Die unheimliche, beunruhigende Atmosphäre von "The Frost" wird schon in den ersten Einstellungen deutlich. Man sieht eisige Berge, ein behelfsmäßiges Militärzeltlager, Menschen, die um ein Feuer kauern, bellende Hunde, die ein wachsendes Gefühl des Grauens zu erzeugen: Irgendetwas stimmt hier nicht.

"Reich mir den Schwanz", sagt eine Stimme. Eine Nahaufnahme zeigt einen Mann am Feuer, der an einem Stück Dörrfleisch nagt. Die Art, wie sich seine Lippen bewegen, ist nicht ganz richtig. Für einen Moment sieht es so aus, als würde er auf seiner eigenen gefrorenen Zunge kauen.

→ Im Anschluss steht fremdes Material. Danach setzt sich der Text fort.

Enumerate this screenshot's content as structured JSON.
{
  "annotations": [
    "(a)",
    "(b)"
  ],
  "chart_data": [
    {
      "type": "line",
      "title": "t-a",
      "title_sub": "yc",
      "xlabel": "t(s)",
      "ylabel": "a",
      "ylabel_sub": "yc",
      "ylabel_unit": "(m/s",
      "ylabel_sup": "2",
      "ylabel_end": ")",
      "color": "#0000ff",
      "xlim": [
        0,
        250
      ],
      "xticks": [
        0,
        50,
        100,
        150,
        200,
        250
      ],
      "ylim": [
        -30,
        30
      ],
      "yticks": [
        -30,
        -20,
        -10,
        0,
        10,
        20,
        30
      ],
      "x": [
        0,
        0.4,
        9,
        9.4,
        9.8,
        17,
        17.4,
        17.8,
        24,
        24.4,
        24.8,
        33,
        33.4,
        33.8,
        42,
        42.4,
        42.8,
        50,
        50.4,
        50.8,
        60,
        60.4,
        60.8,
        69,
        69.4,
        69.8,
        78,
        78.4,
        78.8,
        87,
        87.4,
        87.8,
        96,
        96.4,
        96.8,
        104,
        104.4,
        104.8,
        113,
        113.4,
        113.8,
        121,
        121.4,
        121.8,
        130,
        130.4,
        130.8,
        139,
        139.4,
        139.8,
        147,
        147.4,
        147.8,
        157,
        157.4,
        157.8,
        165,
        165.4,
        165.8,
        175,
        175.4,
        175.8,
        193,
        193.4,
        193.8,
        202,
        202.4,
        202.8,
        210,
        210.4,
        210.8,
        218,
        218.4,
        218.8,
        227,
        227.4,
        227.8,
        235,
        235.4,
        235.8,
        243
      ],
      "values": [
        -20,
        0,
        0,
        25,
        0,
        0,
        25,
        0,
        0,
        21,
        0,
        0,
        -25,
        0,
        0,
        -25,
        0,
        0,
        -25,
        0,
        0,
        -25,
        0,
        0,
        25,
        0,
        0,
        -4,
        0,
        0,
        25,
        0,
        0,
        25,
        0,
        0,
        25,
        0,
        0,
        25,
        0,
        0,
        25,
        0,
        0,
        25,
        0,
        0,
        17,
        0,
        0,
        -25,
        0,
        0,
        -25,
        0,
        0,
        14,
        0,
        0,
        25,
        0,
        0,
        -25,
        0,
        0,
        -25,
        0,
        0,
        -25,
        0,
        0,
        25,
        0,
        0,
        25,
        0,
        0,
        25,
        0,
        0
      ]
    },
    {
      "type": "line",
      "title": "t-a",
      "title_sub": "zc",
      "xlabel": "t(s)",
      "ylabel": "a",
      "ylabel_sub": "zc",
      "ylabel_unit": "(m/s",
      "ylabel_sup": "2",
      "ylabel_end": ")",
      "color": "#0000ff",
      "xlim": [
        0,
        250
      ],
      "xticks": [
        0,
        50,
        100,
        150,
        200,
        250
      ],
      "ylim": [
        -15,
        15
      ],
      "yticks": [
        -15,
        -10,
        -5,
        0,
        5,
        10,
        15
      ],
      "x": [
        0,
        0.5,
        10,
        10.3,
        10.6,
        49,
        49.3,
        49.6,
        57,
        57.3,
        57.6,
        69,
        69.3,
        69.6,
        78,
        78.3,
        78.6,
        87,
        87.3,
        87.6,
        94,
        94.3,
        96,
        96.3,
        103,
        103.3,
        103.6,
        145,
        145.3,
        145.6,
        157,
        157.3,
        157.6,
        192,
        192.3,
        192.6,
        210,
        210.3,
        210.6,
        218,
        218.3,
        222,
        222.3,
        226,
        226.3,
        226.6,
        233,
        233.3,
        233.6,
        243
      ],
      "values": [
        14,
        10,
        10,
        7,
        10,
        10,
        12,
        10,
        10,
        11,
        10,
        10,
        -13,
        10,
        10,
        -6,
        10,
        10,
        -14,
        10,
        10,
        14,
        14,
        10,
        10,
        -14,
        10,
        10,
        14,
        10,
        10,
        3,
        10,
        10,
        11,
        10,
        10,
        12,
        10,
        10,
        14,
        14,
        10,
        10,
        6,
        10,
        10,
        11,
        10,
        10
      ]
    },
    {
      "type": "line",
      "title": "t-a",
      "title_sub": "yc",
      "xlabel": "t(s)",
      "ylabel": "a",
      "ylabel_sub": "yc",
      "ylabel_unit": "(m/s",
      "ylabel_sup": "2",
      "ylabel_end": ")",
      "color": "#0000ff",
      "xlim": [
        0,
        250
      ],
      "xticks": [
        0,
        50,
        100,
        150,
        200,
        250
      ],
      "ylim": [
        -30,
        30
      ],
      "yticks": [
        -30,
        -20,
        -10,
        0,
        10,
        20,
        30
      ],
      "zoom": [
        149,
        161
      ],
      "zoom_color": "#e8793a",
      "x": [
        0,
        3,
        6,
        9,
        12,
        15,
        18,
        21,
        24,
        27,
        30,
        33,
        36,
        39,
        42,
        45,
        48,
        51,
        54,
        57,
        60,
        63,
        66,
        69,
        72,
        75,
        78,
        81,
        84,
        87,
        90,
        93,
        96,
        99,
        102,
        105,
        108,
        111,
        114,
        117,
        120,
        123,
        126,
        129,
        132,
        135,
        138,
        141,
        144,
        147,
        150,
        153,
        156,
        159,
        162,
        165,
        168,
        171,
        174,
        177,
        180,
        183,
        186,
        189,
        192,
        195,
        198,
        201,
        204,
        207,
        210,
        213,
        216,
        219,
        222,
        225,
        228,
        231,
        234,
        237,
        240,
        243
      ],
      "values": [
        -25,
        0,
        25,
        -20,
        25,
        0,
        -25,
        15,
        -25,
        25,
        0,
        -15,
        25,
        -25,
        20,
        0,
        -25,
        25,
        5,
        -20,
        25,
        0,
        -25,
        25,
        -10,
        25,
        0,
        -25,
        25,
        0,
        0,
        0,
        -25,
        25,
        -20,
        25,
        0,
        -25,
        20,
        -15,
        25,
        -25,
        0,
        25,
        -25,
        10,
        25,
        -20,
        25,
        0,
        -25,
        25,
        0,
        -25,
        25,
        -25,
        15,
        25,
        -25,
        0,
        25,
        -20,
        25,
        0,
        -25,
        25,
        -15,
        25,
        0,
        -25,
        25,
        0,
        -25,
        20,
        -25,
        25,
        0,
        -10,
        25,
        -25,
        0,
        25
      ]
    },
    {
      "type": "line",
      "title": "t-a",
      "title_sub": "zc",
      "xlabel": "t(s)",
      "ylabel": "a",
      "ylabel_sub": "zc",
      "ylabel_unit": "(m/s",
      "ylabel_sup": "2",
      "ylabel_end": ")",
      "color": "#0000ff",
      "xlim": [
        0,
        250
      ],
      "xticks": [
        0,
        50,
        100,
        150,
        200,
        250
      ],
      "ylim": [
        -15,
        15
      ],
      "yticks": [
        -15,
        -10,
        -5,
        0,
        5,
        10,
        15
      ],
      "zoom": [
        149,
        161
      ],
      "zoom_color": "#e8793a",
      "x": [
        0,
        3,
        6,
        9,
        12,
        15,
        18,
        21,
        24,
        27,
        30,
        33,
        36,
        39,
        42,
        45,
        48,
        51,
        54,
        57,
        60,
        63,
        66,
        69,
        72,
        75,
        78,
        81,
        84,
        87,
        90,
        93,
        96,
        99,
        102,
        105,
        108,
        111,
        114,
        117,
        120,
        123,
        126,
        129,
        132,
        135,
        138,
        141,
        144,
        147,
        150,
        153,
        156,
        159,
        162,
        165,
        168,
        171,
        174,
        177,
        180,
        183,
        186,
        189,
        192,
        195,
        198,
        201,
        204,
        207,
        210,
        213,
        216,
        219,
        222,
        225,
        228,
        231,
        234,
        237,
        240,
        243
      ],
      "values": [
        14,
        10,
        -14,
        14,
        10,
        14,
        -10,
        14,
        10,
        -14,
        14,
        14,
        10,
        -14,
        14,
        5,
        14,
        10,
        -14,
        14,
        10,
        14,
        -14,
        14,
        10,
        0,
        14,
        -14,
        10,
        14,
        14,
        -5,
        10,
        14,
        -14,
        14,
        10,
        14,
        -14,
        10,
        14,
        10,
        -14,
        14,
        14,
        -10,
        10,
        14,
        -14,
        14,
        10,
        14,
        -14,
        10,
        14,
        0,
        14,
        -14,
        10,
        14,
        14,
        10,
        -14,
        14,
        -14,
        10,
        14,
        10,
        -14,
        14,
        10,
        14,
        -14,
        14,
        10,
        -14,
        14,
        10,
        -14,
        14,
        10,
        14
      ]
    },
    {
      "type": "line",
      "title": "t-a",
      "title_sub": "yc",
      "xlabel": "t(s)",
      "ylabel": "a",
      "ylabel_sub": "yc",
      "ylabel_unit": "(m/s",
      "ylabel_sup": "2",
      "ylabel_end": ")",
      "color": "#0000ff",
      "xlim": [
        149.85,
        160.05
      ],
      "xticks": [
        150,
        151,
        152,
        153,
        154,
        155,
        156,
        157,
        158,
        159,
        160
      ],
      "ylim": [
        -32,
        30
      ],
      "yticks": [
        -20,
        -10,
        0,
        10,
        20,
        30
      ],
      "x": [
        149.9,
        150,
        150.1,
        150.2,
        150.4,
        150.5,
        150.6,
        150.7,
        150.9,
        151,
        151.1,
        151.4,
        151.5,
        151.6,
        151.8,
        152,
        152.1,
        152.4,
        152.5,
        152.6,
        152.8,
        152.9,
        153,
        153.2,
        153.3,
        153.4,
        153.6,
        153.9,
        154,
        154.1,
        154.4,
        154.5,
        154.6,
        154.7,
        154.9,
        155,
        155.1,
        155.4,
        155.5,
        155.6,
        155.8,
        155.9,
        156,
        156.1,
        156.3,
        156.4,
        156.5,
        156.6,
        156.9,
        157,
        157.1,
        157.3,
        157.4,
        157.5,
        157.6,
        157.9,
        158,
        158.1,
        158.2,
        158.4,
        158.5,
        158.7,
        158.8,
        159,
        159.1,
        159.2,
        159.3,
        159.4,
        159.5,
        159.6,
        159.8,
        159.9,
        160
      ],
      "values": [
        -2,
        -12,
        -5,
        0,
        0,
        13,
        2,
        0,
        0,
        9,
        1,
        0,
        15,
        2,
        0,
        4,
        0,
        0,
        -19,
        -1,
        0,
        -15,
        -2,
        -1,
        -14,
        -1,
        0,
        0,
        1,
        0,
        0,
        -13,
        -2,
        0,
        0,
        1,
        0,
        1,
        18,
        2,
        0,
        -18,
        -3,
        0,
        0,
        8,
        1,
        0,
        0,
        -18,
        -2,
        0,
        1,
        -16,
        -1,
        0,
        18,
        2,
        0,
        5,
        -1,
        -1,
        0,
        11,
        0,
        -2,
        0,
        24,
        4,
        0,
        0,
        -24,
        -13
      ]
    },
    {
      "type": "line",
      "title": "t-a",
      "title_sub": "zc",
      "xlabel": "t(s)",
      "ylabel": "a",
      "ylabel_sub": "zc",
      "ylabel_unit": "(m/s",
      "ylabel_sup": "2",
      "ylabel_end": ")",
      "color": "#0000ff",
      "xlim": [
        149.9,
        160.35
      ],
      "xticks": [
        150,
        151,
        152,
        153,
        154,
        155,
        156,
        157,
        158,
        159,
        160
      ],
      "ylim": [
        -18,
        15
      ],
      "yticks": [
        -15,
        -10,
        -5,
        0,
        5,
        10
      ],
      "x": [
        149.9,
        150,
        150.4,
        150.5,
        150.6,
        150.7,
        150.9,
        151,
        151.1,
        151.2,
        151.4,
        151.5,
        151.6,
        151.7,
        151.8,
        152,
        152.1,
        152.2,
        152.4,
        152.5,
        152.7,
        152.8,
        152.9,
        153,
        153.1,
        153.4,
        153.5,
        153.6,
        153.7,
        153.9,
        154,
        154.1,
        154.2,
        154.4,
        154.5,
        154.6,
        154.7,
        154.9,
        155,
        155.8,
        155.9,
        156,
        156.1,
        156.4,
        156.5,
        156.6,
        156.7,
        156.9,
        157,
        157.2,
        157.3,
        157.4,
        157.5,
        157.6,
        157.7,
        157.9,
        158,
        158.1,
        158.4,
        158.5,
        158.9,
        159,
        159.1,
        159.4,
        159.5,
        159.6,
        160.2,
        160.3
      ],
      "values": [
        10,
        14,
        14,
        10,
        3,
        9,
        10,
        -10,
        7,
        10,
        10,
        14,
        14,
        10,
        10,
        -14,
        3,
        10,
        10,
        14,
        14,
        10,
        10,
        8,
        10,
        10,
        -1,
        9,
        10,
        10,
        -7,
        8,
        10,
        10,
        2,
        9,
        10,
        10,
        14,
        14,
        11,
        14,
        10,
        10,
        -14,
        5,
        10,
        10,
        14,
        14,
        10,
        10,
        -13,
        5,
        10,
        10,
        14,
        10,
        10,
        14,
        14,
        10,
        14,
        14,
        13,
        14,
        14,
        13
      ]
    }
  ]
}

Willkommen in der grotesken Welt der KI-Filme. "Irgendwann haben wir aufgehört, auf fotografische Genauigkeit zu pochen und begannen, uns auf die Verrücktheit von DALL-E einzulassen", sagt Stephen Parker von Waymark, der in Detroit ansässigen Videoproduktionsfirma, die hinter "The Frost" steht. Herausgekommen ist ein 12-minütiger Film (exklusiv auf der Website der amerikanischen MIT Technology Review zu sehen), in dem jede Aufnahme von einer KI generiert wird. Er ist eines der bis dato beeindruckendsten – und bizarrsten – Beispiele für dieses seltsame neue Genre.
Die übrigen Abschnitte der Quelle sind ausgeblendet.